Praxistest an Referenzflächen
Um die Qualität des entwickelten Modells und der Vorratsprognosen zu überprüfen, wurden einige Referenzbestände mit dem PLS komplett gescannt und so der tatsächliche Holzvorrat dieser Bestände als Referenzgröße ermittelt. Daraufhin wurde für diese Bestände der Holzvorrat mit dem Modell geschätzt und für jeden Bestand ein 90-prozentiges Glaubwürdigkeitsintervall angegeben, in dem sich laut Modellschätzung der wahre Vorrat des Bestandes mit einer hohen Wahrscheinlichkeit von 90% befindet. Die Hektarvorräte der Referenzbestände konnten mit einer Korrelation von 94%, einem durchschnittlichen Fehler von 72 Vfm, einem mittleren prozentualen Fehler in Höhe von 1,95% und einer mittleren Abweichung (Bias) von 7,47 Vfm geschätzt werden. Die tatsächlichen Holzvorräte aller sieben Testbestände lagen innerhalb der angegebenen Glaubwürdigkeitsintervalle der Modellschätzung.
Ausblick
Verglichen mit den Aufwendungen für eine traditionelle Waldinventur ist der Zeit- und Arbeitsaufwand für die digitale Waldinventur deutlich geringer. Dadurch können die Forstbetriebe Kosten einsparen und für manche kleinere Betriebe wird eine Waldinventur nun erst leistbar. Zusätzlich erhält man mit den digitalen Zwillingen ein detailgetreues und nahezu verlustfreies Abbild der Wirklichkeit, anhand derer auch nachträglich weitere erwünschte Auswertungen vorgenommen werden können. Die für die voll automatisierte Auswertung erstellten Workflows können bei einer neuerlichen Inventur oder bei Schadereignissen schnell und einfach übernommen werden.

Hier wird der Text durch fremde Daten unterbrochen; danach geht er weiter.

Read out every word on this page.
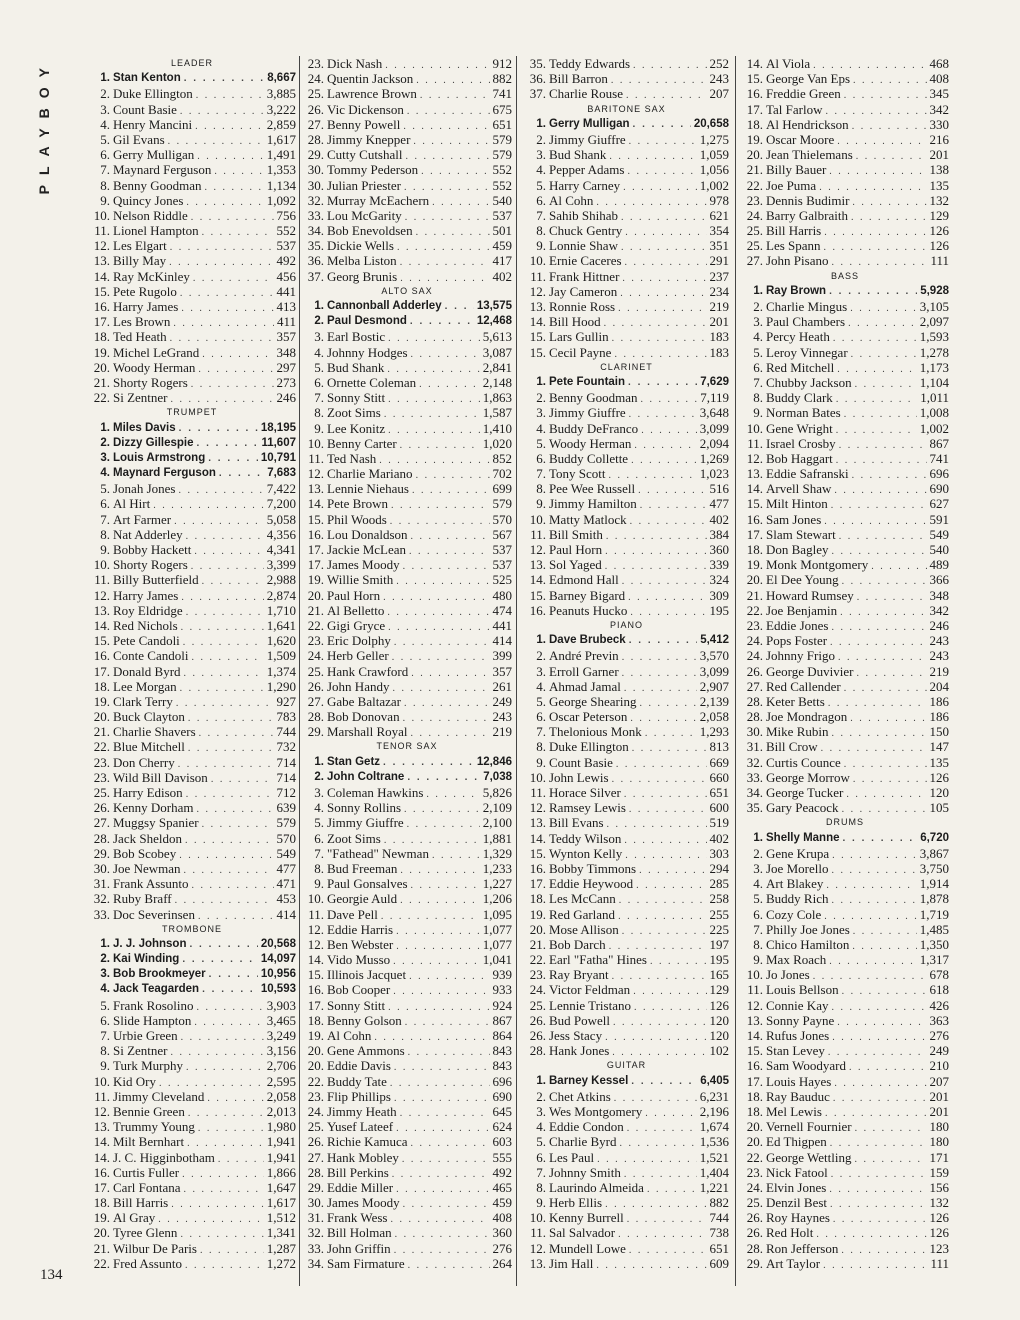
PLAYBOY	LEADER
1. Stan Kenton . . .	8,667
2. Duke Ellington . . .	3,885
3. Count Basie . . .	3,222
4. Henry Mancini . . .	2,859
5. Gil Evans . . .	1,617
6. Gerry Mulligan . . .	1,491
7. Maynard Ferguson . . .	1,353
8. Benny Goodman . . .	1,134
9. Quincy Jones . . .	1,092
10. Nelson Riddle . . .	756
11. Lionel Hampton . . .	552
12. Les Elgart . . .	537
13. Billy May . . .	492
14. Ray McKinley . . .	456
15. Pete Rugolo . . .	441
16. Harry James . . .	413
17. Les Brown . . .	411
18. Ted Heath . . .	357
19. Michel LeGrand . . .	348
20. Woody Herman . . .	297
21. Shorty Rogers . . .	273
22. Si Zentner . . .	246
TRUMPET
1. Miles Davis . . .	18,195
2. Dizzy Gillespie . . .	11,607
3. Louis Armstrong . . .	10,791
4. Maynard Ferguson . . .	7,683
5. Jonah Jones . . .	7,422
6. Al Hirt . . .	7,200
7. Art Farmer . . .	5,058
8. Nat Adderley . . .	4,356
9. Bobby Hackett . . .	4,341
10. Shorty Rogers . . .	3,399
11. Billy Butterfield . . .	2,988
12. Harry James . . .	2,874
13. Roy Eldridge . . .	1,710
14. Red Nichols . . .	1,641
15. Pete Candoli . . .	1,620
16. Conte Candoli . . .	1,509
17. Donald Byrd . . .	1,374
18. Lee Morgan . . .	1,290
19. Clark Terry . . .	927
20. Buck Clayton . . .	783
21. Charlie Shavers . . .	744
22. Blue Mitchell . . .	732
23. Don Cherry . . .	714
23. Wild Bill Davison . . .	714
25. Harry Edison . . .	712
26. Kenny Dorham . . .	639
27. Muggsy Spanier . . .	579
28. Jack Sheldon . . .	570
29. Bob Scobey . . .	549
30. Joe Newman . . .	477
31. Frank Assunto . . .	471
32. Ruby Braff . . .	453
33. Doc Severinsen . . .	414
TROMBONE
1. J. J. Johnson . . .	20,568
2. Kai Winding . . .	14,097
3. Bob Brookmeyer . . .	10,956
4. Jack Teagarden . . .	10,593
5. Frank Rosolino . . .	3,903
6. Slide Hampton . . .	3,465
7. Urbie Green . . .	3,249
8. Si Zentner . . .	3,156
9. Turk Murphy . . .	2,706
10. Kid Ory . . .	2,595
11. Jimmy Cleveland . . .	2,058
12. Bennie Green . . .	2,013
13. Trummy Young . . .	1,980
14. Milt Bernhart . . .	1,941
14. J. C. Higginbotham . . .	1,941
16. Curtis Fuller . . .	1,866
17. Carl Fontana . . .	1,647
18. Bill Harris . . .	1,617
19. Al Gray . . .	1,512
20. Tyree Glenn . . .	1,341
21. Wilbur De Paris . . .	1,287
22. Fred Assunto . . .	1,272
23. Dick Nash . . .	912
24. Quentin Jackson . . .	882
25. Lawrence Brown . . .	741
26. Vic Dickenson . . .	675
27. Benny Powell . . .	651
28. Jimmy Knepper . . .	579
29. Cutty Cutshall . . .	579
30. Tommy Pederson . . .	552
30. Julian Priester . . .	552
32. Murray McEachern . . .	540
33. Lou McGarity . . .	537
34. Bob Enevoldsen . . .	501
35. Dickie Wells . . .	459
36. Melba Liston . . .	417
37. Georg Brunis . . .	402
ALTO SAX
1. Cannonball Adderley . . .	13,575
2. Paul Desmond . . .	12,468
3. Earl Bostic . . .	5,613
4. Johnny Hodges . . .	3,087
5. Bud Shank . . .	2,841
6. Ornette Coleman . . .	2,148
7. Sonny Stitt . . .	1,863
8. Zoot Sims . . .	1,587
9. Lee Konitz . . .	1,410
10. Benny Carter . . .	1,020
11. Ted Nash . . .	852
12. Charlie Mariano . . .	702
13. Lennie Niehaus . . .	699
14. Pete Brown . . .	579
15. Phil Woods . . .	570
16. Lou Donaldson . . .	567
17. Jackie McLean . . .	537
17. James Moody . . .	537
19. Willie Smith . . .	525
20. Paul Horn . . .	480
21. Al Belletto . . .	474
22. Gigi Gryce . . .	441
23. Eric Dolphy . . .	414
24. Herb Geller . . .	399
25. Hank Crawford . . .	357
26. John Handy . . .	261
27. Gabe Baltazar . . .	249
28. Bob Donovan . . .	243
29. Marshall Royal . . .	219
TENOR SAX
1. Stan Getz . . .	12,846
2. John Coltrane . . .	7,038
3. Coleman Hawkins . . .	5,826
4. Sonny Rollins . . .	2,109
5. Jimmy Giuffre . . .	2,100
6. Zoot Sims . . .	1,881
7. "Fathead" Newman . . .	1,329
8. Bud Freeman . . .	1,233
9. Paul Gonsalves . . .	1,227
10. Georgie Auld . . .	1,206
11. Dave Pell . . .	1,095
12. Eddie Harris . . .	1,077
12. Ben Webster . . .	1,077
14. Vido Musso . . .	1,041
15. Illinois Jacquet . . .	939
16. Bob Cooper . . .	933
17. Sonny Stitt . . .	924
18. Benny Golson . . .	867
19. Al Cohn . . .	864
20. Gene Ammons . . .	843
20. Eddie Davis . . .	843
22. Buddy Tate . . .	696
23. Flip Phillips . . .	690
24. Jimmy Heath . . .	645
25. Yusef Lateef . . .	624
26. Richie Kamuca . . .	603
27. Hank Mobley . . .	555
28. Bill Perkins . . .	492
29. Eddie Miller . . .	465
30. James Moody . . .	459
31. Frank Wess . . .	408
32. Bill Holman . . .	360
33. John Griffin . . .	276
34. Sam Firmature . . .	264
35. Teddy Edwards . . .	252
36. Bill Barron . . .	243
37. Charlie Rouse . . .	207
BARITONE SAX
1. Gerry Mulligan . . .	20,658
2. Jimmy Giuffre . . .	1,275
3. Bud Shank . . .	1,059
4. Pepper Adams . . .	1,056
5. Harry Carney . . .	1,002
6. Al Cohn . . .	978
7. Sahib Shihab . . .	621
8. Chuck Gentry . . .	354
9. Lonnie Shaw . . .	351
10. Ernie Caceres . . .	291
11. Frank Hittner . . .	237
12. Jay Cameron . . .	234
13. Ronnie Ross . . .	219
14. Bill Hood . . .	201
15. Lars Gullin . . .	183
15. Cecil Payne . . .	183
CLARINET
1. Pete Fountain . . .	7,629
2. Benny Goodman . . .	7,119
3. Jimmy Giuffre . . .	3,648
4. Buddy DeFranco . . .	3,099
5. Woody Herman . . .	2,094
6. Buddy Collette . . .	1,269
7. Tony Scott . . .	1,023
8. Pee Wee Russell . . .	516
9. Jimmy Hamilton . . .	477
10. Matty Matlock . . .	402
11. Bill Smith . . .	384
12. Paul Horn . . .	360
13. Sol Yaged . . .	339
14. Edmond Hall . . .	324
15. Barney Bigard . . .	309
16. Peanuts Hucko . . .	195
PIANO
1. Dave Brubeck . . .	5,412
2. André Previn . . .	3,570
3. Erroll Garner . . .	3,099
4. Ahmad Jamal . . .	2,907
5. George Shearing . . .	2,139
6. Oscar Peterson . . .	2,058
7. Thelonious Monk . . .	1,293
8. Duke Ellington . . .	813
9. Count Basie . . .	669
10. John Lewis . . .	660
11. Horace Silver . . .	651
12. Ramsey Lewis . . .	600
13. Bill Evans . . .	519
14. Teddy Wilson . . .	402
15. Wynton Kelly . . .	303
16. Bobby Timmons . . .	294
17. Eddie Heywood . . .	285
18. Les McCann . . .	258
19. Red Garland . . .	255
20. Mose Allison . . .	225
21. Bob Darch . . .	197
22. Earl "Fatha" Hines . . .	195
23. Ray Bryant . . .	165
24. Victor Feldman . . .	129
25. Lennie Tristano . . .	126
26. Bud Powell . . .	120
26. Jess Stacy . . .	120
28. Hank Jones . . .	102
GUITAR
1. Barney Kessel . . .	6,405
2. Chet Atkins . . .	6,231
3. Wes Montgomery . . .	2,196
4. Eddie Condon . . .	1,674
5. Charlie Byrd . . .	1,536
6. Les Paul . . .	1,521
7. Johnny Smith . . .	1,404
8. Laurindo Almeida . . .	1,221
9. Herb Ellis . . .	882
10. Kenny Burrell . . .	744
11. Sal Salvador . . .	738
12. Mundell Lowe . . .	651
13. Jim Hall . . .	609
14. Al Viola . . .	468
15. George Van Eps . . .	408
16. Freddie Green . . .	345
17. Tal Farlow . . .	342
18. Al Hendrickson . . .	330
19. Oscar Moore . . .	216
20. Jean Thielemans . . .	201
21. Billy Bauer . . .	138
22. Joe Puma . . .	135
23. Dennis Budimir . . .	132
24. Barry Galbraith . . .	129
25. Bill Harris . . .	126
25. Les Spann . . .	126
27. John Pisano . . .	111
BASS
1. Ray Brown . . .	5,928
2. Charlie Mingus . . .	3,105
3. Paul Chambers . . .	2,097
4. Percy Heath . . .	1,593
5. Leroy Vinnegar . . .	1,278
6. Red Mitchell . . .	1,173
7. Chubby Jackson . . .	1,104
8. Buddy Clark . . .	1,011
9. Norman Bates . . .	1,008
10. Gene Wright . . .	1,002
11. Israel Crosby . . .	867
12. Bob Haggart . . .	741
13. Eddie Safranski . . .	696
14. Arvell Shaw . . .	690
15. Milt Hinton . . .	627
16. Sam Jones . . .	591
17. Slam Stewart . . .	549
18. Don Bagley . . .	540
19. Monk Montgomery . . .	489
20. El Dee Young . . .	366
21. Howard Rumsey . . .	348
22. Joe Benjamin . . .	342
23. Eddie Jones . . .	246
24. Pops Foster . . .	243
24. Johnny Frigo . . .	243
26. George Duvivier . . .	219
27. Red Callender . . .	204
28. Keter Betts . . .	186
28. Joe Mondragon . . .	186
30. Mike Rubin . . .	150
31. Bill Crow . . .	147
32. Curtis Counce . . .	135
33. George Morrow . . .	126
34. George Tucker . . .	120
35. Gary Peacock . . .	105
DRUMS
1. Shelly Manne . . .	6,720
2. Gene Krupa . . .	3,867
3. Joe Morello . . .	3,750
4. Art Blakey . . .	1,914
5. Buddy Rich . . .	1,878
6. Cozy Cole . . .	1,719
7. Philly Joe Jones . . .	1,485
8. Chico Hamilton . . .	1,350
9. Max Roach . . .	1,317
10. Jo Jones . . .	678
11. Louis Bellson . . .	618
12. Connie Kay . . .	426
13. Sonny Payne . . .	363
14. Rufus Jones . . .	276
15. Stan Levey . . .	249
16. Sam Woodyard . . .	210
17. Louis Hayes . . .	207
18. Ray Bauduc . . .	201
18. Mel Lewis . . .	201
20. Vernell Fournier . . .	180
20. Ed Thigpen . . .	180
22. George Wettling . . .	171
23. Nick Fatool . . .	159
24. Elvin Jones . . .	156
25. Denzil Best . . .	132
26. Roy Haynes . . .	126
26. Red Holt . . .	126
28. Ron Jefferson . . .	123
29. Art Taylor . . .	111
134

So kann bei bekannter Ausdehnung eines Schadereignisses dank in Österreich flächendeckend vorhandener ALS-Datensätze in kürzester Zeit eine Berechnung der angefallenen Schadholzmenge erfolgen. Derzeit laufen unter der Federführung des Instituts für Waldwachstum mehrere Forschungsprojekte, in denen die Einsatzzwecke und die bedienerfreundliche Anwendung von lasergestützten Systemen in der Forstwirtschaft erforscht werden. Vor allem durch den bereits erfolgten Einbau von Laserscannern in mobile Low-Budget-Endgeräte wie das iPhone wird die Laserscanning-Technologie und die digitale Waldinventur künftig auch für private Waldeigentümer und andere interessierte Anwender zugänglich.